Je préside une intercommunalité. Imaginons qu'une des communes veuille protéger un monument historique et que je sois un ennemi farouche du patrimoine, que j'organise donc le débat prévu et que j'arrive à convaincre tous les autres maires de l'absurdité du projet en question...
Le dispositif proposé permet tout de même d'ouvrir un débat au sein de l'EPCI. On ne peut ensuite préjuger de l'hostilité des communes ou des intercommunalités à la protection du patrimoine. Il est important, pour les communes concernées, de pouvoir saisir leur intercommunalité afin qu'ait lieu ce débat.
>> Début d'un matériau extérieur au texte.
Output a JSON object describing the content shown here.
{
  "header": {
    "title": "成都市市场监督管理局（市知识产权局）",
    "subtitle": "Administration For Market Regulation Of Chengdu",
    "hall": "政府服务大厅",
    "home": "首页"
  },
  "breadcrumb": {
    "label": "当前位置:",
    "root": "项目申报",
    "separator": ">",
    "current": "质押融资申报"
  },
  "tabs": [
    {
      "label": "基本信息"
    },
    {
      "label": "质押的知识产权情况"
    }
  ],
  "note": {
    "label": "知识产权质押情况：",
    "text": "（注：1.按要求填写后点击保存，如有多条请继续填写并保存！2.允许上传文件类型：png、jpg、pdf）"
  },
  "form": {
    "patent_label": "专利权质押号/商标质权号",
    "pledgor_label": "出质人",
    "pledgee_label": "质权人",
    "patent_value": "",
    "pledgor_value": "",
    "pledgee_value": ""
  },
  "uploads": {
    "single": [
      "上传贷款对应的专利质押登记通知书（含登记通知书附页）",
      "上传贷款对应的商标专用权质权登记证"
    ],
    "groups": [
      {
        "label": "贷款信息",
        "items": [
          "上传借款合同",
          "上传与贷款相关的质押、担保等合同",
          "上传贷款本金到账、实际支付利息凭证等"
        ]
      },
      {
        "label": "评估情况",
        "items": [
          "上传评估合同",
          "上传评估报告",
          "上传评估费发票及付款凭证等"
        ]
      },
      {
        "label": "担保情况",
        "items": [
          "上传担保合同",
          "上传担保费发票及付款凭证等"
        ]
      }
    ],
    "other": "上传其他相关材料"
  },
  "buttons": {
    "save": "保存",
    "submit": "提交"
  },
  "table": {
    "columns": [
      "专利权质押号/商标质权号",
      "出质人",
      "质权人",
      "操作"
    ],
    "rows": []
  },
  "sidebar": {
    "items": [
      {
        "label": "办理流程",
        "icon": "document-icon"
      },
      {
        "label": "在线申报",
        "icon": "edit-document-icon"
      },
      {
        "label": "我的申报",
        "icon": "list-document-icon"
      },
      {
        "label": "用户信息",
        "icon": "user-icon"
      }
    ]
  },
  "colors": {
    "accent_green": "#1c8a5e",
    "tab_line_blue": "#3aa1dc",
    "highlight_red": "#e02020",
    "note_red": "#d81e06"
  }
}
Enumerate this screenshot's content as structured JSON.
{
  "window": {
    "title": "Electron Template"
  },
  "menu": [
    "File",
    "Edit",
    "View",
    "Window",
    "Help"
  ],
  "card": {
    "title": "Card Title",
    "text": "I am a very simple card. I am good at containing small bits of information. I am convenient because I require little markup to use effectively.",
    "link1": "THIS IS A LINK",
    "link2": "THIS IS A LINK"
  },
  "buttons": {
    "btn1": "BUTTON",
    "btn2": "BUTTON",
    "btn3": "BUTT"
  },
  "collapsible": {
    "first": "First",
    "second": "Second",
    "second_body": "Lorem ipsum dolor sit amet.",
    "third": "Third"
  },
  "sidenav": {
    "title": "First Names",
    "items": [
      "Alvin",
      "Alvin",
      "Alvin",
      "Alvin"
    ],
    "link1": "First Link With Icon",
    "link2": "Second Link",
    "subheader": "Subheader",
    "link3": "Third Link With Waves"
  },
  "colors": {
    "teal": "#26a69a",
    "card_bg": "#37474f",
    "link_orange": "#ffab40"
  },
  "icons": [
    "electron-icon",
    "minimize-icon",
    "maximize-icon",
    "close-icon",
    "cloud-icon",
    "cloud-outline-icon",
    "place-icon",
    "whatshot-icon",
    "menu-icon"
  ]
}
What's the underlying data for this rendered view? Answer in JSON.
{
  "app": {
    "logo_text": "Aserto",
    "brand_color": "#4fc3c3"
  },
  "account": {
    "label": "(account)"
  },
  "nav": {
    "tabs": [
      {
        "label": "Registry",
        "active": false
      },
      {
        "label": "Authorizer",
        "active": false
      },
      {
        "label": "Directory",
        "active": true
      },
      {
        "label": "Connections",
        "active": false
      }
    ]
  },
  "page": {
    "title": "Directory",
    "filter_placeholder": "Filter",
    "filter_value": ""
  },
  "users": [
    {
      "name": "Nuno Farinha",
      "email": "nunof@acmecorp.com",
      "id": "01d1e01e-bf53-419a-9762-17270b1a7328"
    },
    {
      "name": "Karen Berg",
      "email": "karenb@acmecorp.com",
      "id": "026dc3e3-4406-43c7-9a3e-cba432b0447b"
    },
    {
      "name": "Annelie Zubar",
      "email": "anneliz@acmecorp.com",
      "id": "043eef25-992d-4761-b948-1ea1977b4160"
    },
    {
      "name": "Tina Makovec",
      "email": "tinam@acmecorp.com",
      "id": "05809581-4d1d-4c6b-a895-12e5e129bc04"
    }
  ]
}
Certes, mais l'objectif n'est pas seulement d'ouvrir le débat, il est aussi d'obtenir la protection du patrimoine. Nous préconisons donc de privilégier l'échelon communal. Le cas de figure évoqué à l'instant par M. de Mazières peut en effet tout à fait arriver. Nous ne pouvons pas, pour reprendre l'expression célèbre d'Oreste dans l'acte I, scène 1 d'Andromaque de Racine, nous « [livrer] en aveugle au destin qui [nous] entraîne ».
Ce qui est proposé à la commission est de voter ou non cet amendement. Si vous avez d'autres propositions, vous aurez la faculté de déposer des amendements en séance.
Je ne voudrais pas qu'on réduise la portée de cette disposition. Nous essayons de combiner, en effet, la non-remise en cause des compétences des EPCI en matière d'urbanisme et la possibilité pour une commune membre d'un EPCI de bénéficier d'un plan de sauvegarde si elle le souhaite. Le débat prévu au sein de l'organe délibérant de l'EPCI doit confirmer l'opportunité de ce PSMV. Dans la pratique, je souhaite vous en convaincre, je vois mal l'organe délibérant d'un EPCI refuser un PSMV à l'une de ses communes : imaginez les articles que la décision de ne pas protéger le patrimoine de cette petite municipalité susciterait dans la presse locale.
Certains souhaitaient un dispositif plus ambitieux – et moi aussi, peut-être, d'ailleurs – ; reste que je vous propose de vous satisfaire de celui-ci, ce qui ne revient pas à se satisfaire de peu.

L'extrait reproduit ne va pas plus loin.